At long last, they arrived at the end of the staircase. Caius moved past Alex, lighting torches to illuminate the way ahead. As the glow crept forward, Alex saw that he stood at the head of a long, cave-like passageway hewn into the rock foundations of the keep, with an imposing wooden door at the end. Other, smaller doors veered off from the passageway, but it was the large, looming door that drew Alex’s attention. They walked toward it, the thud of Caius’s cane echoing loudly around them.
Caius opened it, the hinges straining, and led Alex into the unknown. Alex gasped, gazing around at the enormity of the vast, dimly lit room that met him. It only grew larger as Caius set his t
orch in a bracket, the light spreading out across the walls. The ceiling disappeared above him, too high to be seen by the naked eye. A great, gaping cavern covered the center of the enormous chamber, falling away into the earth, the pit seemingly bottomless. On a shelf of stone jutting above the abyss, a golden bird perched, beating gleaming metallic wings in a steady rhythm, its sharp beak poised toward the impossibly deep crater. The scent of fear and something distinctly sour stung Alex’s nostrils.
Getting as close to the edge as he dared, Alex peered down into the maddening darkness. There was nothing to stop him from falling in, no fence or wall, and he could feel the magnetic draw of whatever lay in wait at the pit’s center. Beneath his feet, the ground trembled.
“What is this place?” Alex asked, staring down into the shadows.

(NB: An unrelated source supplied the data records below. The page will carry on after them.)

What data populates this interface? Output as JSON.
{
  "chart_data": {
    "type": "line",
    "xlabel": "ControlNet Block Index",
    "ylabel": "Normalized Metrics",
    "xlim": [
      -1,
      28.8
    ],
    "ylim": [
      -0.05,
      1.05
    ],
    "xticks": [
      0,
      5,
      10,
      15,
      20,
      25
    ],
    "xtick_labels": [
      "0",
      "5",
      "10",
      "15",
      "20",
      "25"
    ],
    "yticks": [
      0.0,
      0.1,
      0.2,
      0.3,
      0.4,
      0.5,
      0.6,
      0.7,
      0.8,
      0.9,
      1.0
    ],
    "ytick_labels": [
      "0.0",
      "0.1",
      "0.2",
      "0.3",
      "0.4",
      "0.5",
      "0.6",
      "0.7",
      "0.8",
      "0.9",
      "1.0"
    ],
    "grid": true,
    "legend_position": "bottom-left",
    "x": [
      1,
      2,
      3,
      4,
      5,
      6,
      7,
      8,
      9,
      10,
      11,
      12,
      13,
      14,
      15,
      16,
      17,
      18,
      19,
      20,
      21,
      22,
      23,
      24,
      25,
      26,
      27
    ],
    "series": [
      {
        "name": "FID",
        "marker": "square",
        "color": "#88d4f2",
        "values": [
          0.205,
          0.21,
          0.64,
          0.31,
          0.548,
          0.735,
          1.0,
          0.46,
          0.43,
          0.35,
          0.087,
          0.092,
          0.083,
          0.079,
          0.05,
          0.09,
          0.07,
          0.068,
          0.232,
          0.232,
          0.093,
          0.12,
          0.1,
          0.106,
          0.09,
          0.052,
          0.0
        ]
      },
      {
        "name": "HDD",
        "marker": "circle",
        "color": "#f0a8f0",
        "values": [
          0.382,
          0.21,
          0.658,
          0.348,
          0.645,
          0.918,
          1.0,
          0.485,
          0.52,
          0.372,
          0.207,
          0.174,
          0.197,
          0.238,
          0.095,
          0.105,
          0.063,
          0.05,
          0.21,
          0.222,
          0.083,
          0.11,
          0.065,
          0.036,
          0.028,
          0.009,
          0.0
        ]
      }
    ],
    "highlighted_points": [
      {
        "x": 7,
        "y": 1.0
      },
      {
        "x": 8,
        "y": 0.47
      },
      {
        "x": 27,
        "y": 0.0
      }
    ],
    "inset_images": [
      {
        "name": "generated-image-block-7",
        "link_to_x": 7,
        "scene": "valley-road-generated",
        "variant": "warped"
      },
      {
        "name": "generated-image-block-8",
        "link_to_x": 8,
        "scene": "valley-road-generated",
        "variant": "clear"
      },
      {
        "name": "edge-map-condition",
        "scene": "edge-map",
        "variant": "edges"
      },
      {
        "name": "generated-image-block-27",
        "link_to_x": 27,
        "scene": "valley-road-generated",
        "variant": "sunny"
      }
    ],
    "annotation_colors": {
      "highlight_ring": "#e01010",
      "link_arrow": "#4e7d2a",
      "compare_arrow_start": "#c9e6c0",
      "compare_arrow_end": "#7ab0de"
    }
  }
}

“This is how the Great Evil is sated,” Caius replied calmly.
Alex drew back from the edge. “What is it?”
“Do you recall hearing about a silver mist?”
Alex nodded. “The one that swallowed up the life magic of the mages, on that final day?” he replied, remembering the tale.
“Well, that is the Great Evil,” Caius said matter-of-factly.
Alex frowned. “A mist?” It didn’t seem all that frightening to him.
“Much more than a mist, Alex—it is a ravenous, deadly plague that needs to be fed in order to keep it below the earth, away from where it could do great harm,” Caius replied, a haunted expression in his golden eyes.
“I thought it would be a giant monster or something,” Alex said. “A mist” just didn’t have the same ring to it as “a giant monster.” He tried to picture a cloud with eyes and fangs coming toward him. No matter how he envisioned it, the image was a comical one.
“If it were a monster, it could be fought off,” Caius said. “How, pray tell, do you fight a miasma that can move freely, shifting and flowing, getting in the smallest of gaps, undeterred by weapons and combat?”